ELIAR BLANDÓN.- Se ha dicho que «detrás de un gran hombre, hay una gran mujer». De igual forma se puede admitir que «tras una gran idea, hay un gran libro». Nadie nace con conocimientos infusos y el ejercicio de la lectura —en específico, de la literatura—, creámoslo o no, puede transformar nuestra manera de percibir el mundo, nuestro ser y quehacer.
Ahora bien, ¿por qué leer literatura? ¿Acaso no es una pérdida de tiempo? Para empezar, debemos entender que la literatura es una de las expresiones culturales más nobles del ser humano, toca las dimensiones más sensible de él: la afectiva y la espiritual. La literatura es cultivar el espíritu (entendiendo este como la capacidad cognoscente). La psicología estudia y expone sistemáticamente la conducta humana, la literatura la vivifica.
De esta manera, es indudable que quien lee literatura crece increíblemente en empatía, pues a través de la experiencia vicaria, se logra poner en los zapatos de los protagonistas de las obras literarias. Esta es una cualidad que debemos potenciar, sobre todo aquellos que aspiramos a las sagradas órdenes.
La literatura hace presente personajes de antaño, no diferentes a nosotros. Quien ha leído La Ilíada y La Odisea escritas por Homero en el siglo VIII a.C. identificará valores como la lealtad, el amor, la valentía y la amistad; o, por contraste, la miseria humana, representada en la infidelidad de Helena. Esta idea la desarrolla José Ramón Ayllón en su libro Tal vez soñar. El adulterio es reprobable, pero cuando leemos Ana Karenina de León Tolstoi, no se puede denigrar con acritud su conducta, pues su esposo era un tipo frío y falto de sentido común. En fin, no se trata de justificar el pecado, sino de ampliar el horizonte y tener un panorama más claro.
Por otro lado, la literatura no es una realidad ajena a los grandes doctores y maestros de la Iglesia. Por poner ejemplos, los Padres fueron en parte grandes literatos: Clemente de Alejandría, San Jerónimo, San Agustín. La traducción de la Vulgata por San Jerónimo es antecedida por la vasta cultura que tenía sobre los autores greco-latinos, lo que le permitió tener un latín exquisito, y lograr superar la Vetus latina. Un ejemplo más cercano es San John Henry Newman, un hombre con elevadísimos conocimientos de literatura, que influyó notablemente con su pensamiento en el Concilio Vaticano II.

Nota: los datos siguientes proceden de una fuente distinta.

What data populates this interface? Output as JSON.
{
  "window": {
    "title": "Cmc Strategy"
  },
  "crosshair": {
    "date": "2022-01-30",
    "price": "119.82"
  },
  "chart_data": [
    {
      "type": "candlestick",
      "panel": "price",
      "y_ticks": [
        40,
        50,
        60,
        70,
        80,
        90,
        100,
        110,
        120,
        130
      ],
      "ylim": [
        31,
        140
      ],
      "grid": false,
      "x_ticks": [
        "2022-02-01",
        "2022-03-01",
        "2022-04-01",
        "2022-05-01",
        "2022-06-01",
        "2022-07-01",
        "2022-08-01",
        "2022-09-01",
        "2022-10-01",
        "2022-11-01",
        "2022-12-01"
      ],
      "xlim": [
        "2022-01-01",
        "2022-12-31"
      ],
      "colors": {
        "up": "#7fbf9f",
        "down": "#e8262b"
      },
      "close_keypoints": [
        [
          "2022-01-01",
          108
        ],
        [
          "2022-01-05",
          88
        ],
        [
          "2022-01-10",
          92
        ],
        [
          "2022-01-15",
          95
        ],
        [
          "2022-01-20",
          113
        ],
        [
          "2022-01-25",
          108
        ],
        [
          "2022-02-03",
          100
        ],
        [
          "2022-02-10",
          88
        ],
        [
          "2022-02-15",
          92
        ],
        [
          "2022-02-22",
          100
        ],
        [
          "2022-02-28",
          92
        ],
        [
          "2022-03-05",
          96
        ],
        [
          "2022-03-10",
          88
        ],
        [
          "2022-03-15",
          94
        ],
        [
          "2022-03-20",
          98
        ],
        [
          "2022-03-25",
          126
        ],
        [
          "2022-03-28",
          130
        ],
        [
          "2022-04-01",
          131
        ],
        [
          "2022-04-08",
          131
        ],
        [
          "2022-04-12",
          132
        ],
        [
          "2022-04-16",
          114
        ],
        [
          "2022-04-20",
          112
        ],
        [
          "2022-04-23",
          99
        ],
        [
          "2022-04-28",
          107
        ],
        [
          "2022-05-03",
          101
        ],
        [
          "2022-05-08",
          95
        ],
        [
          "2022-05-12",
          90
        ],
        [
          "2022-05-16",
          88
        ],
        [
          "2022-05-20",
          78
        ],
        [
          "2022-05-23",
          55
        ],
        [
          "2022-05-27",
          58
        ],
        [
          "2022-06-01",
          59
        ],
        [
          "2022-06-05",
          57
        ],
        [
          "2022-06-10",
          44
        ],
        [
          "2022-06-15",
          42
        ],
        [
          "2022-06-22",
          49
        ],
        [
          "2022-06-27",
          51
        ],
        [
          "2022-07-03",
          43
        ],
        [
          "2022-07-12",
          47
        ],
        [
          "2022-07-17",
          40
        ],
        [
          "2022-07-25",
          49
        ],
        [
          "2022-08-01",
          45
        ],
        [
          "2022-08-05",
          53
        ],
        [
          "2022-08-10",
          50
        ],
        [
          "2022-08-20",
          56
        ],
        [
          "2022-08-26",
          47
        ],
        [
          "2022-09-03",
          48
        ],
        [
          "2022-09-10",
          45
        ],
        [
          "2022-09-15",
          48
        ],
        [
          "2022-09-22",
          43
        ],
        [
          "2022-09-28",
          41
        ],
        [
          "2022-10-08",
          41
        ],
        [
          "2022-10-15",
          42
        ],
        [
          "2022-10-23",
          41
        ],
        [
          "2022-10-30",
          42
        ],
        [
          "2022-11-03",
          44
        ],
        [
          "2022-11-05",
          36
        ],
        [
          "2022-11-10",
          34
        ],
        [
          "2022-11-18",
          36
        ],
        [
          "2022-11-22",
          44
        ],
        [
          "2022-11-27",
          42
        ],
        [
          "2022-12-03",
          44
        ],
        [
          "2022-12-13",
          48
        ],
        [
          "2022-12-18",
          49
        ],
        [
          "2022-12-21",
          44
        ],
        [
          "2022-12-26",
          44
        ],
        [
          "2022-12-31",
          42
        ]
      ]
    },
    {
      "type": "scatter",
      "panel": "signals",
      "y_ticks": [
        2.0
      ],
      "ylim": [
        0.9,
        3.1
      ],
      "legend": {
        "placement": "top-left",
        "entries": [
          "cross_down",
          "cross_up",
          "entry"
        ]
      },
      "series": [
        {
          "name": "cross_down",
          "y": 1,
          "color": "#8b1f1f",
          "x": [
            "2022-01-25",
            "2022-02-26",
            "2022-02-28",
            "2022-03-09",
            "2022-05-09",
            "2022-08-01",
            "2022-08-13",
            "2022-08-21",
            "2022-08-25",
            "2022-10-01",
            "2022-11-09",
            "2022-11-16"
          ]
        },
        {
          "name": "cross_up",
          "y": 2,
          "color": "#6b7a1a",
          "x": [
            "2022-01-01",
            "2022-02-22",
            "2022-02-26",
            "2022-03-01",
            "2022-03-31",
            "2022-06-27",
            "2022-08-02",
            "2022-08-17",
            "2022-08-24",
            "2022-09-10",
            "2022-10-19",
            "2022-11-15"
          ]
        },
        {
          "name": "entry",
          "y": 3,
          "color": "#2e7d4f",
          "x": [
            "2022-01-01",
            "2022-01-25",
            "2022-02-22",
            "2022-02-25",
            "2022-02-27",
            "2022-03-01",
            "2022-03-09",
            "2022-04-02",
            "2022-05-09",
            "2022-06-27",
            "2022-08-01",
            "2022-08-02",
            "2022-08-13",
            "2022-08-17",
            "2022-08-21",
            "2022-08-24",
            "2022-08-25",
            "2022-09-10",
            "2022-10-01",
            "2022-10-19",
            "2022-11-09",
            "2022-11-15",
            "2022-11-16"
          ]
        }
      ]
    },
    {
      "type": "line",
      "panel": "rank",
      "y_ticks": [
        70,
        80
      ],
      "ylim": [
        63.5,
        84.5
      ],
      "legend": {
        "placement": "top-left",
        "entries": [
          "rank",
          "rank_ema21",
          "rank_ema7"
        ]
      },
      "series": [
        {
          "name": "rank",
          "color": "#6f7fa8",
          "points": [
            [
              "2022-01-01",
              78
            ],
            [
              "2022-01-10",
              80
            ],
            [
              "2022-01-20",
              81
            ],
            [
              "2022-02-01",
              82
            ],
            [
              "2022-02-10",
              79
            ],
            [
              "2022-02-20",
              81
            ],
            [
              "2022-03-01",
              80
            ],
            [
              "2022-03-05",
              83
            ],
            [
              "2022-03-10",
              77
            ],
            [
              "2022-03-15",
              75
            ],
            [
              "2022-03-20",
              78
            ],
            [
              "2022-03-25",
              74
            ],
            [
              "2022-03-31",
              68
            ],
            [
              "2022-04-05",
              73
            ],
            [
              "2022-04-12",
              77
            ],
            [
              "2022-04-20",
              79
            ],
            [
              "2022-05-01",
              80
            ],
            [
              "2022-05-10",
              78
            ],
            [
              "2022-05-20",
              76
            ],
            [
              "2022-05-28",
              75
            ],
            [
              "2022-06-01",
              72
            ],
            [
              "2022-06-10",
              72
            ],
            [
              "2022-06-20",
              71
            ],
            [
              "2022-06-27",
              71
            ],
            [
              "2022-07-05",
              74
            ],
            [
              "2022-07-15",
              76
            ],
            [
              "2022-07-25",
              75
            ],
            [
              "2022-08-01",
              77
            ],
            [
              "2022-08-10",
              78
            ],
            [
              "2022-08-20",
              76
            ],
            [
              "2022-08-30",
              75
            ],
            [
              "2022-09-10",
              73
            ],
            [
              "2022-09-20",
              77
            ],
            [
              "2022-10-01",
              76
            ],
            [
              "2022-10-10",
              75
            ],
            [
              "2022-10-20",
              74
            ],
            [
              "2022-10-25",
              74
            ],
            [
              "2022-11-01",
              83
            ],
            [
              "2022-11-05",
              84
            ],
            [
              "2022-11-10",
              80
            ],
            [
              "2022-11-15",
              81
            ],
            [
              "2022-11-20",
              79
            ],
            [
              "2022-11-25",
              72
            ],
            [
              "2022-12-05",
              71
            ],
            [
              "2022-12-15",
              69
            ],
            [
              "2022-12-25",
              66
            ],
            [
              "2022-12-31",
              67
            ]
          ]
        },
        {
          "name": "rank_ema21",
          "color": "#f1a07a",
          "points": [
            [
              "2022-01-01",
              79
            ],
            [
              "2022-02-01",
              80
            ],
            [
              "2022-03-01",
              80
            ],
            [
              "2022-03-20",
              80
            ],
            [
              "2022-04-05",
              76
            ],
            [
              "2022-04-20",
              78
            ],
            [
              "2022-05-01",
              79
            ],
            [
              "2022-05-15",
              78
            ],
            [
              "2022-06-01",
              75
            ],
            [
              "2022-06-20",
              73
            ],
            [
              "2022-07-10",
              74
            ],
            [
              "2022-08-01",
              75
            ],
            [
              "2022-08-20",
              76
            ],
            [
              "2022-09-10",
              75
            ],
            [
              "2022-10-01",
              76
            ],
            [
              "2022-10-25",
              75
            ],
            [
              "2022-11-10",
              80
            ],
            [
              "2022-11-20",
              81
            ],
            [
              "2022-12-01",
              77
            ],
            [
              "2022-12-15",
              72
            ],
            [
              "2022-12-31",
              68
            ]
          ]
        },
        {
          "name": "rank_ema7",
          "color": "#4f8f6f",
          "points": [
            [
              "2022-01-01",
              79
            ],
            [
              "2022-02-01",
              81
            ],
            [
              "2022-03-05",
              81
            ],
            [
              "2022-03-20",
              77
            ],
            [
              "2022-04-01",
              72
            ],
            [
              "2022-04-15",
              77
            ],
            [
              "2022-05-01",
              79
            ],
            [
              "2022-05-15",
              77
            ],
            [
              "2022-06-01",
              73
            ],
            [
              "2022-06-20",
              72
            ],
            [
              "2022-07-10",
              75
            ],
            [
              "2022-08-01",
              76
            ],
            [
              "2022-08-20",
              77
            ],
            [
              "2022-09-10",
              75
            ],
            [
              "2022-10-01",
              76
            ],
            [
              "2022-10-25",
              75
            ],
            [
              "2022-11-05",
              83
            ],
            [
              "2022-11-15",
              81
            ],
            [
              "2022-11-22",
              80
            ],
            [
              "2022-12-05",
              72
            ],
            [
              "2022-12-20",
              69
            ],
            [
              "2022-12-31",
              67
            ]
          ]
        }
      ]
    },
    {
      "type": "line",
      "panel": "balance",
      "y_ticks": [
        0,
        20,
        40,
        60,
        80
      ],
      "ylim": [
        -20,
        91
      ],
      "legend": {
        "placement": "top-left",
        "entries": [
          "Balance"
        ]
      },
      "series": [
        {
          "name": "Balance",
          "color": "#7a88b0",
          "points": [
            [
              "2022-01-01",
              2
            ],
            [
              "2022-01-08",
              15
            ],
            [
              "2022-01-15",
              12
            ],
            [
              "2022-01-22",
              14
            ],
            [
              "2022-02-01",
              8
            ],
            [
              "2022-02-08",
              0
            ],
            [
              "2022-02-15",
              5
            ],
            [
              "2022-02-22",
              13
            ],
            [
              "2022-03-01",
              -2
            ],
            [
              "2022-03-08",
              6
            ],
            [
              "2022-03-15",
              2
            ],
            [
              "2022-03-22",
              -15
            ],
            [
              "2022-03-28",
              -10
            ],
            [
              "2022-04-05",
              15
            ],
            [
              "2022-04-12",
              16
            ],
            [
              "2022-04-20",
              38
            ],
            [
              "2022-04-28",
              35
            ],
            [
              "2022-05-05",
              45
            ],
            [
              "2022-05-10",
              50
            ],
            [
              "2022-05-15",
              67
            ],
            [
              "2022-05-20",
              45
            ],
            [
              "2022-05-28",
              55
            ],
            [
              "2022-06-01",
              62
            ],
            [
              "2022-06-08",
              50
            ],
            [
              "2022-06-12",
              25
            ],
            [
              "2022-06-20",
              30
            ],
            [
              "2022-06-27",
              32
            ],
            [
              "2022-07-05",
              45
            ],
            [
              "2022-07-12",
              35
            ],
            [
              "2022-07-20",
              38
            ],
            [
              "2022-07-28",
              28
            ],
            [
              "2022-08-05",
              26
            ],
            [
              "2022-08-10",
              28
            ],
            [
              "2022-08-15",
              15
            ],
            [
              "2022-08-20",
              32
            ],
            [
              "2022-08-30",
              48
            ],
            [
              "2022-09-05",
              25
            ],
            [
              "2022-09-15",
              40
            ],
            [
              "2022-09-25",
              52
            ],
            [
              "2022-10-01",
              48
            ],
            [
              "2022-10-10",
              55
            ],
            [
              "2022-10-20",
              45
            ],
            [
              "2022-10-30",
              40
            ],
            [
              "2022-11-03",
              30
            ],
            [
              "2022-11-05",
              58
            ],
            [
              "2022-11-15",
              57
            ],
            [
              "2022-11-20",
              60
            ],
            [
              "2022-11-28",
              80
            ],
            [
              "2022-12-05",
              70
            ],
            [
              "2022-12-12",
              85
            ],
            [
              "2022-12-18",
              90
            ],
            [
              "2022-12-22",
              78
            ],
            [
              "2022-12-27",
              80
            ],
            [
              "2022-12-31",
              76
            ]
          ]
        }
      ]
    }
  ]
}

En la actualidad nos ha sorprendido el hecho de que los papas citen constantemente obras literarias. Incluso el Papa Francisco en Amoris laetitia (n. 129), en un hecho sin precedentes, hizo referencia a una película basada en una novela: El festín de Babette. Además, siendo seminarista el Papa enseñaba literatura, entre sus autores favoritos figuran Dostoievski y Borges.

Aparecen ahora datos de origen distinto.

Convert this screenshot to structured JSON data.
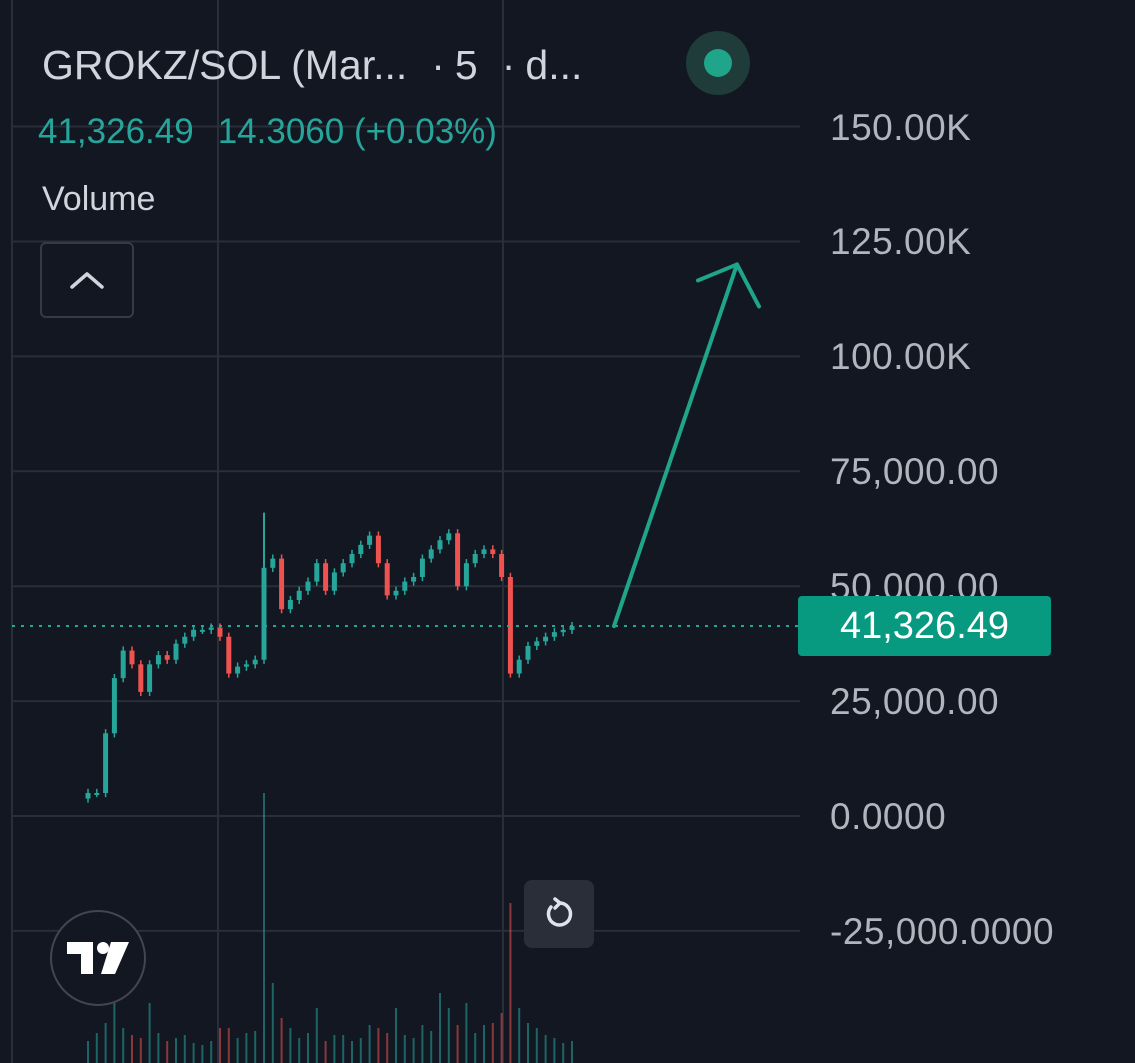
{
  "header": {
    "title": "GROKZ/SOL (Mar...",
    "separator": "·",
    "interval": "5",
    "exchange": "d...",
    "last_price": "41,326.49",
    "change": "14.3060 (+0.03%)",
    "volume_label": "Volume",
    "live_color": "#1fa589"
  },
  "price_tag": "41,326.49",
  "icons": {
    "collapse": "chevron-up-icon",
    "reset": "reset-icon",
    "logo": "tradingview-logo-icon",
    "live": "live-status-icon"
  },
  "colors": {
    "background": "#131722",
    "up": "#26a69a",
    "down": "#ef5350",
    "grid": "#2a2e39",
    "price_tag_bg": "#089981"
  },
  "chart_data": {
    "type": "candlestick",
    "y_ticks": [
      "150.00K",
      "125.00K",
      "100.00K",
      "75,000.00",
      "50,000.00",
      "25,000.00",
      "0.0000",
      "-25,000.0000"
    ],
    "y_tick_values": [
      150000,
      125000,
      100000,
      75000,
      50000,
      25000,
      0,
      -25000
    ],
    "ylim": [
      -28500,
      161000
    ],
    "last_price": 41326.49,
    "grid": true,
    "annotation": {
      "type": "arrow",
      "from": [
        100,
        41326
      ],
      "to": [
        125,
        120000
      ]
    },
    "close_path": [
      5000,
      5000,
      18000,
      30000,
      36000,
      33000,
      27000,
      33000,
      35000,
      34000,
      37500,
      39000,
      40500,
      40500,
      41000,
      39000,
      31000,
      32500,
      33000,
      34000,
      54000,
      56000,
      45000,
      47000,
      49000,
      51000,
      55000,
      49000,
      53000,
      55000,
      57000,
      59000,
      61000,
      55000,
      48000,
      49000,
      51000,
      52000,
      56000,
      58000,
      60000,
      61500,
      50000,
      55000,
      57000,
      58000,
      57000,
      52000,
      31000,
      34000,
      37000,
      38000,
      39000,
      40000,
      40500,
      41326
    ],
    "volume_path": [
      22,
      30,
      40,
      60,
      35,
      28,
      25,
      60,
      30,
      22,
      25,
      28,
      20,
      18,
      22,
      35,
      35,
      25,
      30,
      32,
      270,
      80,
      45,
      35,
      25,
      30,
      55,
      22,
      28,
      28,
      22,
      25,
      38,
      35,
      30,
      55,
      28,
      25,
      38,
      32,
      70,
      55,
      38,
      60,
      30,
      38,
      40,
      50,
      160,
      55,
      40,
      35,
      28,
      25,
      20,
      22
    ]
  }
}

Diversos estudios, como los hechos por Raymond Mar y Keith Oatley, de la Universidad de Nueva York y Toronto, respectivamente, publicados en 2006, han constatado que la lectura ayuda a mejorar las capacidades lingüísticas. El sacerdote como hombre de la palabra debe tener la capacidad de expresar con claridad y eficacia el kerigma. En la medida de que seamos eficaces seremos fecundos.

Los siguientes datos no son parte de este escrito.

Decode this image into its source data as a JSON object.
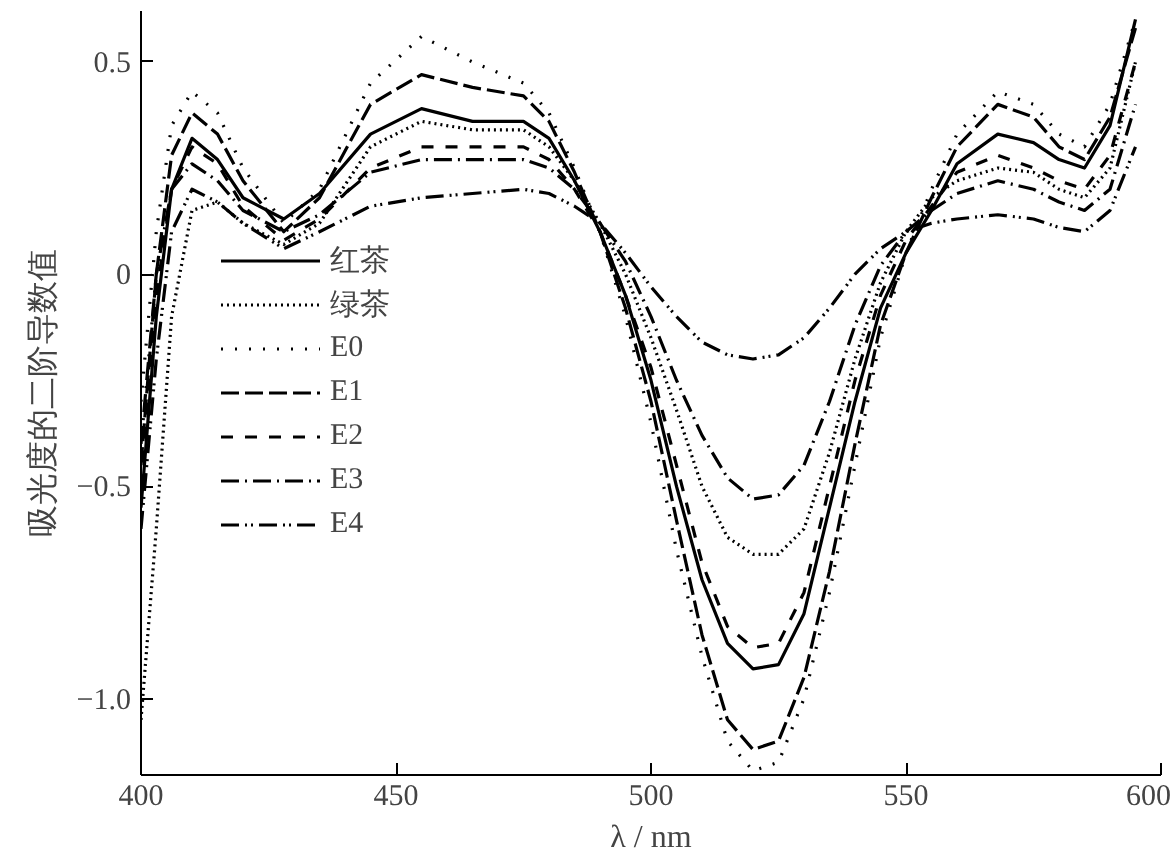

No pretendo absolutizar la literatura, simplemente proponerla como una herramienta valiosa. Las ideas mueven al mundo, sirvámonos de ellas, confluyendo hacia el fin y objetivo de la Iglesia. Así, lo explicaba el Papa San Pablo VI en su alocución del 13 de diciembre de 1972: «El fin de la Iglesia es conducir a los hombres a la salvación». Por tanto, se debe tener presente que todo lo que hacemos es para para la mayor gloria de Dios, «pues en Él vivimos, nos movemos y existimos» (Hch 17,28).
El autor
Eliar Omar Blandón Gadea es seminarista de la Diócesis de Jinotega (Nicaragua). Apasionado por la literatura, sus autores favoritos son León Tolstoi y William Shakespeare. Otras de sus pasiones es el béisbol. Entre sus santos favoritos están San Pío de Pietrelcina y San Juan de la Cruz. El próximo curso estudiará 3º de Teología.